Best practices to manage these intersecting risks include:
- Energy and Resource Management: deploy AI-driven environmental controls in data centres for optimised energy efficiency and to maintain sustainable operations without compromising AI workloads.
- Robust Cybersecurity Posture: integrate AI-focused threat detection with traditional safeguards, including zero trust access models and encryption at rest and in transit.
- Integrated Risk Governance: ensure AI risk governance frameworks incorporate data centre operational risk assessments, resilience planning, and incident response aligned with organisational risk appetite.
- Vendor and Supply Chain Oversight: screen third-party providers for compliance with AI and infrastructure risk standards, maintain redundancy plans, and enforce SLAs covering AI service availability.
- Transparency and Auditability: maintain detailed logging of AI-related infrastructure events and model handling processes to support regulatory compliance and forensic investigation.

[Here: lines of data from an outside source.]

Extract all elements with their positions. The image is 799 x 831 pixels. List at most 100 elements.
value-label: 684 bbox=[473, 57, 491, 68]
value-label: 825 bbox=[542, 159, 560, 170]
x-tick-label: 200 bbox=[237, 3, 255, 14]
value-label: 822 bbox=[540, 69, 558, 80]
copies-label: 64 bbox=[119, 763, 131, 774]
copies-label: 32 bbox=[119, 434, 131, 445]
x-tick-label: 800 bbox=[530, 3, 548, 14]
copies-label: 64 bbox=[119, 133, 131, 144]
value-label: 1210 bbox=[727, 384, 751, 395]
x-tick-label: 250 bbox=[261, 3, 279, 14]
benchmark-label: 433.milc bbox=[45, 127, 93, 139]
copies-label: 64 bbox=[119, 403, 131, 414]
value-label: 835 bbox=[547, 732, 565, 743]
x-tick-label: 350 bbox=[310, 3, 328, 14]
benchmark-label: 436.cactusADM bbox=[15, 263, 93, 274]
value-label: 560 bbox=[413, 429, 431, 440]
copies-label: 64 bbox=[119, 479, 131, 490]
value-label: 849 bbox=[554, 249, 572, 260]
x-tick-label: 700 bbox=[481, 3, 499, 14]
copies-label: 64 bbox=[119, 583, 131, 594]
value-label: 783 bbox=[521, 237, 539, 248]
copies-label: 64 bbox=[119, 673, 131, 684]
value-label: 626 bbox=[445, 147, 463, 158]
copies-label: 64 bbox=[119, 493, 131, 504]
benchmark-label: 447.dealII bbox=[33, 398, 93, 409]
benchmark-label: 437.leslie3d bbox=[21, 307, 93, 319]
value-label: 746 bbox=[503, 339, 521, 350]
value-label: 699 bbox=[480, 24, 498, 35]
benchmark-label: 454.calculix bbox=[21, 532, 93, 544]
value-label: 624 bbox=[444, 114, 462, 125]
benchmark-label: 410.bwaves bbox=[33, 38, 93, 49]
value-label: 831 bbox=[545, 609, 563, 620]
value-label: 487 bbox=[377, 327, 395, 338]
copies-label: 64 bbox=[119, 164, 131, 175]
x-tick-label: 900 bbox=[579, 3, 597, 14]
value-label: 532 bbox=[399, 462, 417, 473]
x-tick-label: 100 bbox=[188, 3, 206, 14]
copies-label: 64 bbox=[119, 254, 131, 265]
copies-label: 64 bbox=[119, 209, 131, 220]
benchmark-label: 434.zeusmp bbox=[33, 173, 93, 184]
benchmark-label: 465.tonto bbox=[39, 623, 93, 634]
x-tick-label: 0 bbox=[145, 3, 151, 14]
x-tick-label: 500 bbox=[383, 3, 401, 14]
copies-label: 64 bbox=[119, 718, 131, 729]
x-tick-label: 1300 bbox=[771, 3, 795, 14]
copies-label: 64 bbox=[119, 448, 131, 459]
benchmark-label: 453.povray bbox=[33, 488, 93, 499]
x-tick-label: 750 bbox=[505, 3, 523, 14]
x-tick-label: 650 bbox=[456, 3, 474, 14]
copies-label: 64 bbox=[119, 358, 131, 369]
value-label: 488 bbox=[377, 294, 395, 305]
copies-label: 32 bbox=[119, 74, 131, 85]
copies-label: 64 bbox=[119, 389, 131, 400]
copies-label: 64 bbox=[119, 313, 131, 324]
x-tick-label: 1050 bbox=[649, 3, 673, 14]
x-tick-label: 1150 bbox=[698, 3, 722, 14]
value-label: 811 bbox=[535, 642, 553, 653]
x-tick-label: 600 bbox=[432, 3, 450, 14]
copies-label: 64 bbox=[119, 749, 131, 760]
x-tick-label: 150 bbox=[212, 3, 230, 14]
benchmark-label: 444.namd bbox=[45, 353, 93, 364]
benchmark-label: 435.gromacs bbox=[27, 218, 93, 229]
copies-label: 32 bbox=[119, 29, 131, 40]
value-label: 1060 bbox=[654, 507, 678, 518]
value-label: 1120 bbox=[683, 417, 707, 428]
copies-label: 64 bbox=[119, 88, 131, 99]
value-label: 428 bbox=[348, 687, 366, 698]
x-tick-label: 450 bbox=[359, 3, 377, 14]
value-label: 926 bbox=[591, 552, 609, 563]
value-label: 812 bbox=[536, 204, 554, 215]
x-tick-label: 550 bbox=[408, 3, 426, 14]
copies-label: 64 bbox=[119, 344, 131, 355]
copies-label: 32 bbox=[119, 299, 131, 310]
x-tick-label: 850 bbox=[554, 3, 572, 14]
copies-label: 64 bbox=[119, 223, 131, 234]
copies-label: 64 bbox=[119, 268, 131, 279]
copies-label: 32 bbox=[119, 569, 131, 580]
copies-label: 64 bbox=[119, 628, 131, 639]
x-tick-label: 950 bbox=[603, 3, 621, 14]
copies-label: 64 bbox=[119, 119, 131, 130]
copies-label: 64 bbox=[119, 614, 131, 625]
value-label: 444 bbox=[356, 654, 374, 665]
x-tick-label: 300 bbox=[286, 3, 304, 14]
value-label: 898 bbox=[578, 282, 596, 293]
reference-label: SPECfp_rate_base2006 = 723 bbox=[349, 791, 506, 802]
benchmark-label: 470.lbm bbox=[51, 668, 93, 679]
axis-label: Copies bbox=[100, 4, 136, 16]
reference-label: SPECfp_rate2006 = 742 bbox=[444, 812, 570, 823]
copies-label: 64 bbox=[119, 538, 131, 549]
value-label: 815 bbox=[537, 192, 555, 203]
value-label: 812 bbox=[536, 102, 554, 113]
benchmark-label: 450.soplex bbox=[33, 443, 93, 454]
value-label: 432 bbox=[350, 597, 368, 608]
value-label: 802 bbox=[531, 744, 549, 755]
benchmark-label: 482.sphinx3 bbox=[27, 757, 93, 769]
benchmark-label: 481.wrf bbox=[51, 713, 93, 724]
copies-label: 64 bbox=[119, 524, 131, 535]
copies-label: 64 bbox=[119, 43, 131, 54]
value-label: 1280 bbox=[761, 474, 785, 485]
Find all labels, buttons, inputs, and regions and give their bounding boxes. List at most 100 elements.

- Human Oversight and Continuous Monitoring: combine automated monitoring and human review to detect anomalies and performance degradation, including AI model drift caused by infrastructure factors.
Conclusion: ensuring resilience at the AI-data centre nexus
In 2025, data centres are more than computing facilities — they are critical enablers and risk management hubs in the AI ecosystem. The global data centre market has more than tripled its IT power capacity over the past decade and is expected to grow from 81 GW in 2024 to approximately 222 GW by 2030, reflecting compound annual growth rates around 13-18% depending on forecasts. This unprecedented scale of expansion makes addressing sustainability, supply constraints, and cost volatility among the top priorities for data centre ecosystem stakeholders.